Attorney General Menachem Mazuz recently rejected a request by Nahum Manbar for an early release from prison. Manbar was convicted in 1997 of selling equipment and know-how to Iran for the manufacture of chemical weapons.

Manbar, who has already served two-thirds of his 16-year sentence, appealed to Mazuz after the Tel Aviv District Court rejected the petition for parole that he had filed in March. In his appeal, he requested that the state rescind its objection to his early release.

The request was an unusual one, since the normal process is for the prisoner to ask the Parole Board for an early release and then appeal its decision if necessary to a district court. Prisoners rarely appeal directly to the attorney general.

A spokesman for Mazuz told Haaretz that in view of the serious security offenses of which Manbar was convicted, and particularly their connection to Iran, given the threat that Tehran currently poses to Israel, an early release of the prisoner would undermine both the public's confidence in the legal establishment and the state's deterrent capacity against others who might consider harming national security.

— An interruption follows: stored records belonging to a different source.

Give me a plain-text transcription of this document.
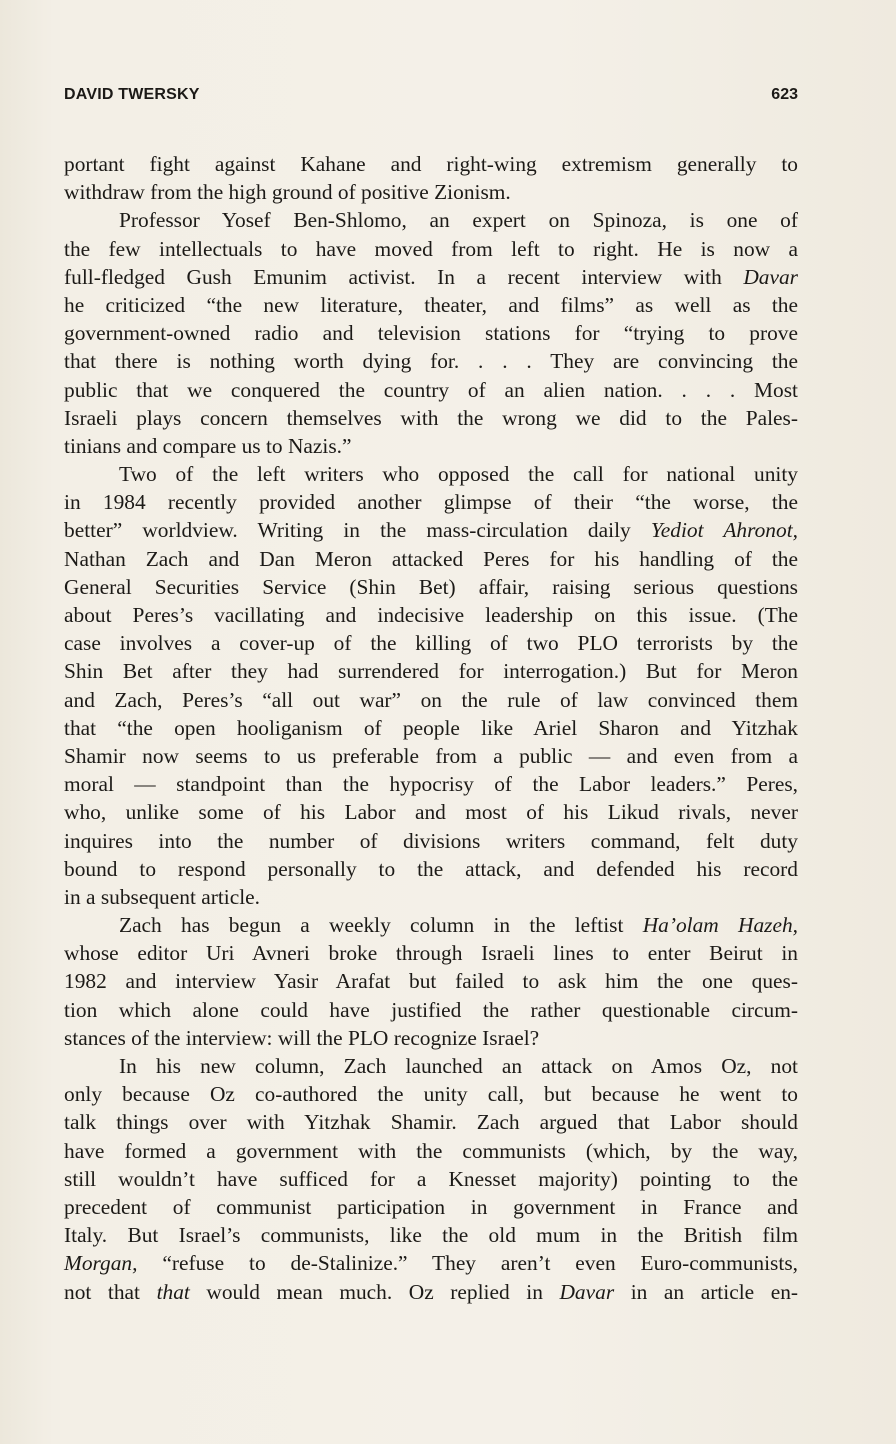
DAVID TWERSKY	623
portant fight against Kahane and right-wing extremism generally to
withdraw from the high ground of positive Zionism.
Professor Yosef Ben-Shlomo, an expert on Spinoza, is one of
the few intellectuals to have moved from left to right. He is now a
full-fledged Gush Emunim activist. In a recent interview with Davar
he criticized “the new literature, theater, and films” as well as the
government-owned radio and television stations for “trying to prove
that there is nothing worth dying for. . . . They are convincing the
public that we conquered the country of an alien nation. . . . Most
Israeli plays concern themselves with the wrong we did to the Pales-
tinians and compare us to Nazis.”
Two of the left writers who opposed the call for national unity
in 1984 recently provided another glimpse of their “the worse, the
better” worldview. Writing in the mass-circulation daily Yediot Ahronot,
Nathan Zach and Dan Meron attacked Peres for his handling of the
General Securities Service (Shin Bet) affair, raising serious questions
about Peres’s vacillating and indecisive leadership on this issue. (The
case involves a cover-up of the killing of two PLO terrorists by the
Shin Bet after they had surrendered for interrogation.) But for Meron
and Zach, Peres’s “all out war” on the rule of law convinced them
that “the open hooliganism of people like Ariel Sharon and Yitzhak
Shamir now seems to us preferable from a public — and even from a
moral — standpoint than the hypocrisy of the Labor leaders.” Peres,
who, unlike some of his Labor and most of his Likud rivals, never
inquires into the number of divisions writers command, felt duty
bound to respond personally to the attack, and defended his record
in a subsequent article.
Zach has begun a weekly column in the leftist Ha’olam Hazeh,
whose editor Uri Avneri broke through Israeli lines to enter Beirut in
1982 and interview Yasir Arafat but failed to ask him the one ques-
tion which alone could have justified the rather questionable circum-
stances of the interview: will the PLO recognize Israel?
In his new column, Zach launched an attack on Amos Oz, not
only because Oz co-authored the unity call, but because he went to
talk things over with Yitzhak Shamir. Zach argued that Labor should
have formed a government with the communists (which, by the way,
still wouldn’t have sufficed for a Knesset majority) pointing to the
precedent of communist participation in government in France and
Italy. But Israel’s communists, like the old mum in the British film
Morgan, “refuse to de-Stalinize.” They aren’t even Euro-communists,
not that that would mean much. Oz replied in Davar in an article en-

Manbar's request for parole was accompanied by letters of support from former security officials and an up-to-date professional assessment stating that his release would not undermine national security.

Manbar, a businessman, was convicted of aiding an enemy state, attempting to aid an enemy state and passing knowledge to an enemy state with the intention of harming national security. One of the main charges against him was that he gave Iran know-how, including a list of the necessary equipment, that would help it set up factories for the production of two chemical warfare agents, mustard gas and nerve gas. He received millions of dollars in exchange.

In his response to Manbar's request, Mazuz wrote that there is no reason for the state to alter its stance on his case and support his parole. He based his decision on the Tel Aviv District Court's ruling, which rejected Manbar's request for parole on the grounds that the nature and gravity of his crimes made it impossible to grant him an early release.

Manbar appealed to the district court after the Parole Board refused to cut his prison term by one third. The Parole Board's decision was based in part on the assessment that Manbar continues to constitute a threat to national security.